Le molecole noet come Ziapin2 potrebbero in futuro venire abbinate alla fotostimolazione in ambito medicale come alternativa alla stimolazione elettrica tradizionale, indicano i risultati ottenuti da un progetto italiano pubblicati recentemente su Nature Communications Biology.

La ricerca ha visto impegnati un team dell’Istituto Italiano di Tecnologia di Milano e del Politecnico di Milano coordinato da Guglielmo Lanzani, responsabile dell’Unità Nanomaterials for Energy and Lifescience dell’IIT.

I risultati ottenuti indicano che le molecole di Ziapin2 sono in grado di controllare mediante la luce l’attività contrattile delle cellule muscolo scheletriche, responsabili della contrazione volontaria dei muscoli.

La molecola Ziapin2 è stata sviluppata da IIT e Politecnico di Milano e brevettata nel 2018 in Europa, Stati Uniti e Giappone. Si tratta di un fototrasduttore, ossia assorbe la luce e la trasforma in segnale elettrico. La molecola è stata ideata e sintetizzata nel laboratorio coordinato da Chiara Bertarelli, professoressa ordinaria presso il Politecnico di Milano, ed è stata oggetto di una prima pubblicazione nel 2020 su Nature Nanotechnology.
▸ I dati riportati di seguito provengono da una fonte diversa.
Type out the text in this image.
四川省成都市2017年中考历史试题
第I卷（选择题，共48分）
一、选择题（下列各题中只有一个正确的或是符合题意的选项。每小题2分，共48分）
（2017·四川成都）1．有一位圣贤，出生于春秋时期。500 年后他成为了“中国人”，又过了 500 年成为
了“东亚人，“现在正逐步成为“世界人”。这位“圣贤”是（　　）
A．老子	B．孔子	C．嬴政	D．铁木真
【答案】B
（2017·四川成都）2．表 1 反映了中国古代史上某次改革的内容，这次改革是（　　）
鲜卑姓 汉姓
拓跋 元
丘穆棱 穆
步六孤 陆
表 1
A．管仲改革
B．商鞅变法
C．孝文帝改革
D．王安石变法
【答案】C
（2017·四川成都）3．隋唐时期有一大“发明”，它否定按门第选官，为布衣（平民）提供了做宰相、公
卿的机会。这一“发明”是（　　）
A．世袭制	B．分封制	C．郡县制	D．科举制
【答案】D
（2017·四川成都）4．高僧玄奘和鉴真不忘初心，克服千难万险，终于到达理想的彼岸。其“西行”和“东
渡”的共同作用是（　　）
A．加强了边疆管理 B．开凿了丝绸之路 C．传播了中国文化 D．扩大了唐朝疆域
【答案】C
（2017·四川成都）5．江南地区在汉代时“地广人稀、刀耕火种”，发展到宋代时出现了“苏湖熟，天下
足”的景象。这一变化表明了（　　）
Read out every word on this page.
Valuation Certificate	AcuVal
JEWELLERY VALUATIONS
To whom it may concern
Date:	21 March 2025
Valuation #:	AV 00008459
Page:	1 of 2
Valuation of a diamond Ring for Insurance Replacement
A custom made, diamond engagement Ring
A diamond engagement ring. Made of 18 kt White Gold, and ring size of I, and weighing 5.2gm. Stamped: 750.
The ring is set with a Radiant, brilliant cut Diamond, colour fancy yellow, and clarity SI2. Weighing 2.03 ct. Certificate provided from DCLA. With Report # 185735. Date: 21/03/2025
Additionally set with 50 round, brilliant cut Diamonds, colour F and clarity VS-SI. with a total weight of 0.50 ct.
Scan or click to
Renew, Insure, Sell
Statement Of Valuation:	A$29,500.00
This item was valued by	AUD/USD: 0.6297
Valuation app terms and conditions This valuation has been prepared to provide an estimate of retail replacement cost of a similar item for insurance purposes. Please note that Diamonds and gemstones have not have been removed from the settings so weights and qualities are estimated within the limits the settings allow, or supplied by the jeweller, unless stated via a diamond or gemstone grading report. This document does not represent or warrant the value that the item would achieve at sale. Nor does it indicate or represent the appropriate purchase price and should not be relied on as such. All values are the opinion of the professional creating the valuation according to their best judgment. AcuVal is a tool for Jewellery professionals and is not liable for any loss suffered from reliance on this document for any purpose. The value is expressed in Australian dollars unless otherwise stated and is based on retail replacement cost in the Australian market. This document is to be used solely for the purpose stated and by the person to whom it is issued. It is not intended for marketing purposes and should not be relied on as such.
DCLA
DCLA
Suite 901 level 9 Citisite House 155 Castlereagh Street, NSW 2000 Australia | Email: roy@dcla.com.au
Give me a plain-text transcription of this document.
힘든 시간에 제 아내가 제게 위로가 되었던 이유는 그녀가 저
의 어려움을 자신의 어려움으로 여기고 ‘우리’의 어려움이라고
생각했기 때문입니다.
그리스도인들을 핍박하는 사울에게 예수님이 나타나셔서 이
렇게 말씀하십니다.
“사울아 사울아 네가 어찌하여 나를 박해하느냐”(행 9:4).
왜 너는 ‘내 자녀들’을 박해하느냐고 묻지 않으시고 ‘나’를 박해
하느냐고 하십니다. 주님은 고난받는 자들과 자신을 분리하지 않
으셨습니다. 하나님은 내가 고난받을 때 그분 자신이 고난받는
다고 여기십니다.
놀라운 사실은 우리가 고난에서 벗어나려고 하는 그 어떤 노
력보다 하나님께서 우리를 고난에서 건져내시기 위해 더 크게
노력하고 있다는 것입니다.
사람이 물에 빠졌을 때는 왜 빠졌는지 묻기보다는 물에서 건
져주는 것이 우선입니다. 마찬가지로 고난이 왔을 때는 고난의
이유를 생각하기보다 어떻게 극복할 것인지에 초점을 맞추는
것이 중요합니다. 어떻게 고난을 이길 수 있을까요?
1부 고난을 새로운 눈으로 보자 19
I risultati del nuovo studio (finanziato dal PRIN “Membrane- targeted light driven nanoactuators for neuro-stimulation”) gettano ora le basi per implementare la tecnica della fotostimolazione abbinata a Ziapin2 come possibile alternativa all’utilizzo degli elettrodi tradizionali per specifici casi e patologie. La tecnologia sviluppata da IIT e Politecnico, infatti, presenta una maggior versatilità, perché la luce può essere somministrata da remoto senza contatto, e una maggiore precisione, perché è stata registrata elevata selettività spazio temporale, minor invasività e tossicità.

La fattibilità del nuovo approccio è stata testata somministrando Ziapin2 a cellule muscolari scheletriche fatte crescere in laboratorio (C2C12), un modello cellulare adeguato a valutare la capacità dei fototrasduttori a causa della trascurabile attività contrattile spontanea. Illuminando quindi le cellule, la luce assorbita si traduce in elettricità che induce delle contrazioni.

Il metodo potrebbe trovare particolare utilizzo nel trattamento di lungo periodo dei pazienti, in quando permetterebbe di evitare la continua esposizione agli elettrodi, che può danneggiare i tessuti. La stimolazione con la luce causerebbe un minore stress cellulare, in quanto è possibile stimolare un punto localizzato, a differenza del più generale campo elettrico degli elettrodi. Anche la tossicità potrebbe venire ridotta, grazie al ricorso a diverse lunghezze d’onda, e si potrebbe somministrare il trattamento da remoto. 

Il gruppo di ricerca ha ipotizzato che in futuro la fotostimolazione delle cellule potrebbe essere utilizzata soprattutto in cardiologia, nella riabilitazione muscolare (stimolazione funzionale) e per la cura dei pazienti affetti da degenerazioni neuronali. Un particolare settore applicativo potrebbe essere rappresentato, inoltre, dai robot ibridi costituiti da componenti artificiali e biologiche. Questi ultimi potrebbero essere utilizzati per studi di carattere fondamentale, per esplorazioni ambientali o applicazioni mediche e in ambito prostetico, essendo totalmente bio-compatibili.